Almost 700 international observers will arrive in Russia to monitor the March 4 presidential elections, Russia’s Central Electoral Commission chief Vladimir Churov said on Thursday.
“Currently, 667 international observers are accredited. Of them 219 are from the OSCE Office for Democratic Institutions and Human Rights, 231 – from the CIS mission, 44 – from the CIS Council International Assembly, 37 – from the EU Council Parliamentary Assembly, and 8 from the OSCE Parliamentary Assembly,” Churov said.
A group of 29 officials from the Parliamentary Assembly of the Council of Europe (PACE) will arrive in Moscow on Thursday to monitor the poll.
Members of the PACE monitoring mission, headed by Dutch leftist politician Tiny Kox, are expected to meet with presidential candidates and election authorities in Moscow, St.
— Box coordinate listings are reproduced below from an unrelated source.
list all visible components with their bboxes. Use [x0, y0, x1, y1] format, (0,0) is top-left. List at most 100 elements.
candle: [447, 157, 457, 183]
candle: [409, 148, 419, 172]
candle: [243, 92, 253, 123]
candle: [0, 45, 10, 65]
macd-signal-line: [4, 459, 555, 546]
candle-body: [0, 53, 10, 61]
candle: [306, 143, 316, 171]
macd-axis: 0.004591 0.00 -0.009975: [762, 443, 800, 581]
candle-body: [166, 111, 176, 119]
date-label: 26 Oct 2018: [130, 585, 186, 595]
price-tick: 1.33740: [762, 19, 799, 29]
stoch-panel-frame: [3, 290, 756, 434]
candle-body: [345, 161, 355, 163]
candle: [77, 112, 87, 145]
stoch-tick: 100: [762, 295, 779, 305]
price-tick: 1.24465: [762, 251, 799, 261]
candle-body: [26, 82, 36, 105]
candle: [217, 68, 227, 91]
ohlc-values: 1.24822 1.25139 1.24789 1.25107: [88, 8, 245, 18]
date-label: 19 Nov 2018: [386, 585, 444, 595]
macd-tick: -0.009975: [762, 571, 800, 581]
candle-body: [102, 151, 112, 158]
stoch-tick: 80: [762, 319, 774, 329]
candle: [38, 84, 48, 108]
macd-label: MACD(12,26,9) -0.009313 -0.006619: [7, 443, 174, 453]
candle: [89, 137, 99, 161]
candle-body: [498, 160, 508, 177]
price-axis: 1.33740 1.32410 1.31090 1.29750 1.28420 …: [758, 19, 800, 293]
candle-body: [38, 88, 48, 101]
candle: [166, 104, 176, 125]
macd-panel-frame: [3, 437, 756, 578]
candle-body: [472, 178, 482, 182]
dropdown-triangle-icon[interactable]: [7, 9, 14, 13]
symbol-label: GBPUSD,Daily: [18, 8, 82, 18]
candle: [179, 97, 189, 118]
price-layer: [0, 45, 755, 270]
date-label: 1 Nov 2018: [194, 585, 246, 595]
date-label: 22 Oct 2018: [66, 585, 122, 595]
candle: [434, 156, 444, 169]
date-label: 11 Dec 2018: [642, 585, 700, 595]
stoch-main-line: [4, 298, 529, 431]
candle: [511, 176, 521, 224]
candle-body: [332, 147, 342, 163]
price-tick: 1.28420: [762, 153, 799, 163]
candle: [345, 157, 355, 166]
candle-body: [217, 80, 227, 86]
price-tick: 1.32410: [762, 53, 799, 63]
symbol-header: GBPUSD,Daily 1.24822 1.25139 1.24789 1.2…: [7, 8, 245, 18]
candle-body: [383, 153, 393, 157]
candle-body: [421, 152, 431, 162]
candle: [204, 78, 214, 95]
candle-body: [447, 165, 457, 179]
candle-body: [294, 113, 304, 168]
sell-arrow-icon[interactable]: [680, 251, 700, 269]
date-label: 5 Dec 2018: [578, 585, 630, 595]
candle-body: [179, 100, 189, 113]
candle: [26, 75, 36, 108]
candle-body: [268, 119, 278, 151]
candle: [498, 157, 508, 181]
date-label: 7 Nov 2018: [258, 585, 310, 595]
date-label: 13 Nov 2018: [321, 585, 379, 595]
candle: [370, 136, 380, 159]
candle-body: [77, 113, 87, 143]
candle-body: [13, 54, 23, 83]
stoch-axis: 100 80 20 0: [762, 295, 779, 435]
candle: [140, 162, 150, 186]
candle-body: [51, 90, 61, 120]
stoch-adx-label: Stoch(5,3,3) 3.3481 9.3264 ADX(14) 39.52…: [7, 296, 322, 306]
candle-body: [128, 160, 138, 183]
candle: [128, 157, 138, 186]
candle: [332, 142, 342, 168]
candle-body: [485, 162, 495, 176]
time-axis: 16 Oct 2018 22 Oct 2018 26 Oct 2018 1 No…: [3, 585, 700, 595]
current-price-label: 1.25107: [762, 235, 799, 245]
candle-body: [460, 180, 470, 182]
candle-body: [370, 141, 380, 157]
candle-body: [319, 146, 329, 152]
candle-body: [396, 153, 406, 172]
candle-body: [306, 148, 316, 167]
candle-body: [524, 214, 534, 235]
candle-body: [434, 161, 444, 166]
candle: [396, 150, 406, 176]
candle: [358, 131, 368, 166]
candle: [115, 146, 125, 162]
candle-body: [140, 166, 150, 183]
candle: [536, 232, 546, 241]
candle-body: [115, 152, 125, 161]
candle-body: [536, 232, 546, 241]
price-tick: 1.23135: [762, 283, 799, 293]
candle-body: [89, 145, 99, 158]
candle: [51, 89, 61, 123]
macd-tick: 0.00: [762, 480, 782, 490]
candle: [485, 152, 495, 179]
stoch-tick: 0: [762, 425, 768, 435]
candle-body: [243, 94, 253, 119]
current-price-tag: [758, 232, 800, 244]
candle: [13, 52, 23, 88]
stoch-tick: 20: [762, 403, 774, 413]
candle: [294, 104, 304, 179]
Petersburg, Kazan, Nizhny Novgorod, Arkhangelsk and Petropavlovsk-Kamchatsk prior to the elections.
Five candidates – Prime Minister Vladimir Putin, Communist leader Gennady Zyuganov, nationalist LDPR party head Vladimir Zhirinovsky, A Just Russia party leader Sergei Mironov and billionaire Mikhail Prokhorov – will compete for Russia’s presidency in the March 4 vote.